Caso Ciro Esposito: “ricostruzione contraddittoria, azzardata e priva di alcun presupposto probatorio”

ciro“La ricostruzione paventata dal Racis e’ contraddittoria, azzardata e priva di alcun presupposto probatorio che non trova riscontro in alcuna testimonianza e in nessun video della reale scena del delitto”. Lo dichiara in una nota l’avvocato Angelo Pisani, legale della famiglia di Ciro Esposito, il ragazzo ucciso lo scorso maggio nelle ore precedenti alla finale di Coppa Italia. “Un’ipotesi – annuncia Pisani – che sara’ rettificata e contestata nelle sedi competenti”. “In realta’ e’ piu’ logica e verosimile – sostiene il legale – una ricostruzione che vede il De Santis sano e integro mirare perfettamente per sparare con i guanti trovati macchiati e che soltanto dopo possa aver perso la pistola a seguito della colluttazione a tutela degli aggrediti e dei feriti.
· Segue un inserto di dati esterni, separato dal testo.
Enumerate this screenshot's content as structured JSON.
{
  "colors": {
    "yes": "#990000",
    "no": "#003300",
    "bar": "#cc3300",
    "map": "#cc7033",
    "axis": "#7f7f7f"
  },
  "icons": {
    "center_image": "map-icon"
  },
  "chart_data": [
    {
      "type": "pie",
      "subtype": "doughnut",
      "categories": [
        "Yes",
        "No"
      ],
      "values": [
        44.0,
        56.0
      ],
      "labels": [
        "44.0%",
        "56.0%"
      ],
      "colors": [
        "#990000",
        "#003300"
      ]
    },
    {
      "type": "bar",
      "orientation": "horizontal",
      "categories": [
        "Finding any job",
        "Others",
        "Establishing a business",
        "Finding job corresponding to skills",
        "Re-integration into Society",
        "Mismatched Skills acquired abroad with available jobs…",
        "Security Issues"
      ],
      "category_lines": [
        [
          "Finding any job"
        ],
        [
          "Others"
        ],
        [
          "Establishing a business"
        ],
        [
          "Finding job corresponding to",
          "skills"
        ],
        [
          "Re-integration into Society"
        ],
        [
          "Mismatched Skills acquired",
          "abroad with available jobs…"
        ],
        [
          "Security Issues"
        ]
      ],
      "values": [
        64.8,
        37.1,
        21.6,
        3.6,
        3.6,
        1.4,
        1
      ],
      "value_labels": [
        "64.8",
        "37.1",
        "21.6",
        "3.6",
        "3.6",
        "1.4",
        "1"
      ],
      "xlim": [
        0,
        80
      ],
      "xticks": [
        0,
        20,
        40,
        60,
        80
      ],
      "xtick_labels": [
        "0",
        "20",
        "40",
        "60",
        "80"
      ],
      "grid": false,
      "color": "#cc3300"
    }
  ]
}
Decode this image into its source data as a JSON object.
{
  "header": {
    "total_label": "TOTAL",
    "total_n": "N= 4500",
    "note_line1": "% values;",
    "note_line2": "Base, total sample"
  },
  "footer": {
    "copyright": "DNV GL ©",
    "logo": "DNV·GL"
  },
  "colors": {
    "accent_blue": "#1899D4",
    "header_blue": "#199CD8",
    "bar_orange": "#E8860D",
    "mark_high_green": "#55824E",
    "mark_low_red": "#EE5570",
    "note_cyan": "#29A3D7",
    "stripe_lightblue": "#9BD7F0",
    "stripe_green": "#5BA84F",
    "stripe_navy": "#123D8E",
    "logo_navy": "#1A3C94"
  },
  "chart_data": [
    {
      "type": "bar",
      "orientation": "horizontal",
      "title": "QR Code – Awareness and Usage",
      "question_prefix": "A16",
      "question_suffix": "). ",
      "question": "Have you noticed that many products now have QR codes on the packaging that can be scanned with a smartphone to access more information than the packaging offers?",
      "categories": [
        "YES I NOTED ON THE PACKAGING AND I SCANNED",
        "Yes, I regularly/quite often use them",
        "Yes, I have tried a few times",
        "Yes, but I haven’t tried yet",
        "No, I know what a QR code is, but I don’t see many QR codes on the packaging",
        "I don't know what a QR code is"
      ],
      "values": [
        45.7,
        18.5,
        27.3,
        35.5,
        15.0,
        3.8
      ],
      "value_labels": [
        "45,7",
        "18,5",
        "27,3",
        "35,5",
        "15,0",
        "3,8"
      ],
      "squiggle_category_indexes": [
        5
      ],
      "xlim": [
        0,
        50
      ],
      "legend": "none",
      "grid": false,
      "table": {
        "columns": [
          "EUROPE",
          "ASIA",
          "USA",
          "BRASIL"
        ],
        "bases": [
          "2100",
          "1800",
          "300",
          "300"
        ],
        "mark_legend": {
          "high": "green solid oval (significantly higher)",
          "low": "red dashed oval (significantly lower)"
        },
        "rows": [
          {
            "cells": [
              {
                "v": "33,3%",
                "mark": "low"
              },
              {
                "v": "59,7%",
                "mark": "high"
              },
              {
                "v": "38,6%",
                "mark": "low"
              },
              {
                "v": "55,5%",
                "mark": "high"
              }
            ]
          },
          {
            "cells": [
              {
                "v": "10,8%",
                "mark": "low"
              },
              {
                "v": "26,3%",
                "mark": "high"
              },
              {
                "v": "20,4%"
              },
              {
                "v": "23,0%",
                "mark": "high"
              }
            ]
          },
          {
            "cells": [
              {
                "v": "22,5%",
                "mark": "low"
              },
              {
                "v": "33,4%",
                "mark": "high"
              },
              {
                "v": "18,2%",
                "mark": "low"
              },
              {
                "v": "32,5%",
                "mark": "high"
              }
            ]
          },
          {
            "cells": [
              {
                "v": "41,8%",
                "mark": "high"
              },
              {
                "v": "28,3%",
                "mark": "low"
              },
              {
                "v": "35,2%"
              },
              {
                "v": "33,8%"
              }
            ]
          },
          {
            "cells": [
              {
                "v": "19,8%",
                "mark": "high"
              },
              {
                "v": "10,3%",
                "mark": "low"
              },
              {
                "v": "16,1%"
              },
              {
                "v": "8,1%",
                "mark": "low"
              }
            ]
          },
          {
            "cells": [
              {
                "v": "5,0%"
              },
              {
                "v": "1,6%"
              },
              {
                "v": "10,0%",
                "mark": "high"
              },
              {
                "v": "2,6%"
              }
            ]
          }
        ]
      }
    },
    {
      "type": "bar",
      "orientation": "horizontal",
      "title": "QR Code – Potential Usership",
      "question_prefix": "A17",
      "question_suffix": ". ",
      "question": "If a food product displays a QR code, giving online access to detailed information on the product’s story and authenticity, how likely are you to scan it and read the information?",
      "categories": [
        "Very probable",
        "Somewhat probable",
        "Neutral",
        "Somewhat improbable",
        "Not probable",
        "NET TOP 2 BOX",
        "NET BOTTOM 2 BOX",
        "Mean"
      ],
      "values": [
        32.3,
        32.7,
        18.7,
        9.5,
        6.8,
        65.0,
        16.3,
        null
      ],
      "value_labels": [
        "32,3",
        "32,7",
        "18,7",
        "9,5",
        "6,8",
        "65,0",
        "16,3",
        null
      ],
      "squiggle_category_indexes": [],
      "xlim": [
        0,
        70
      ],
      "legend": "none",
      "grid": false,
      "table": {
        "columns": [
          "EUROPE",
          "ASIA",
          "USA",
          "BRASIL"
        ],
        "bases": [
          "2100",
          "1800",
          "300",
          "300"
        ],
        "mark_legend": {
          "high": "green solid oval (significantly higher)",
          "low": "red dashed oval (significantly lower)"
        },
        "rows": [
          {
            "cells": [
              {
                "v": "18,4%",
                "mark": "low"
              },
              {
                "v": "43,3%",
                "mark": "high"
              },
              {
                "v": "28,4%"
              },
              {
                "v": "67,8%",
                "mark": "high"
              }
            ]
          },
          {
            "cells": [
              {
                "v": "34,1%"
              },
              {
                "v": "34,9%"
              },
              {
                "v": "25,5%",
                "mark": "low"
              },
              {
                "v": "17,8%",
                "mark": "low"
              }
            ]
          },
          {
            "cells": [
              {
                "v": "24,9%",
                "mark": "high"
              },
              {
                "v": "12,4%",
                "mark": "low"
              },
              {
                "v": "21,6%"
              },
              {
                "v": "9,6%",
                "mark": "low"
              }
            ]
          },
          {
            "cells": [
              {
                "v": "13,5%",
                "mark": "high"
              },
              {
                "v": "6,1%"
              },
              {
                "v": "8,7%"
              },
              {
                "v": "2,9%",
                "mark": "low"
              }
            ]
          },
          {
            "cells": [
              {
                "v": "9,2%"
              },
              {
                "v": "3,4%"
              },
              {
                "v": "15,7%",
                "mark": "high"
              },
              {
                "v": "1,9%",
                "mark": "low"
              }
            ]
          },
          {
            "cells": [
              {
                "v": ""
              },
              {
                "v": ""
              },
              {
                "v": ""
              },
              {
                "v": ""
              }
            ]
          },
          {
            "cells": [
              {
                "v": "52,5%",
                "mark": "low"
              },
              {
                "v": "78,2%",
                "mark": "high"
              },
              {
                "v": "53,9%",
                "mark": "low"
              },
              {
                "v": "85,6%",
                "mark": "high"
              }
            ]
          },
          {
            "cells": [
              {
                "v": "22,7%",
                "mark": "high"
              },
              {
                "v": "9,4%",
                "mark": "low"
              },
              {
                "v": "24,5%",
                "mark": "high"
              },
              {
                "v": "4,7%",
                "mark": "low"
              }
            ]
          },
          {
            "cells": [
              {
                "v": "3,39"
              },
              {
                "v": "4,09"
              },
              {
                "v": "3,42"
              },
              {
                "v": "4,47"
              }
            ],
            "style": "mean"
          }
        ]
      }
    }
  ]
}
Cosi’ come appare un tentativo di arrampicarsi sugli specchi, quello avanzato dai legali di De Santis, di considerare per il proprio cliente la legittima difesa. E’ evidentemente assurda tale ipotesi poiche’ la legittima difesa non potrebbe mai prefigurarsi se ad un’aggressione a mani nude si risponde con un colpo di pistola. Tanto piu’ se lo stesso De Santis, partecipando all’assalto del pullman che trasportava i tifosi del Napoli, si e’ posto volontariamente in una situazione di pericolo”, taglia corto Pisani. “La famiglia di Ciro chiede ancora giustizia – conclude – e dovra’ ottenerla sia nel processo sia nell’individuazione dei responsabili che quella sera del 3 maggio non assicurarono l’ordine pubblico”.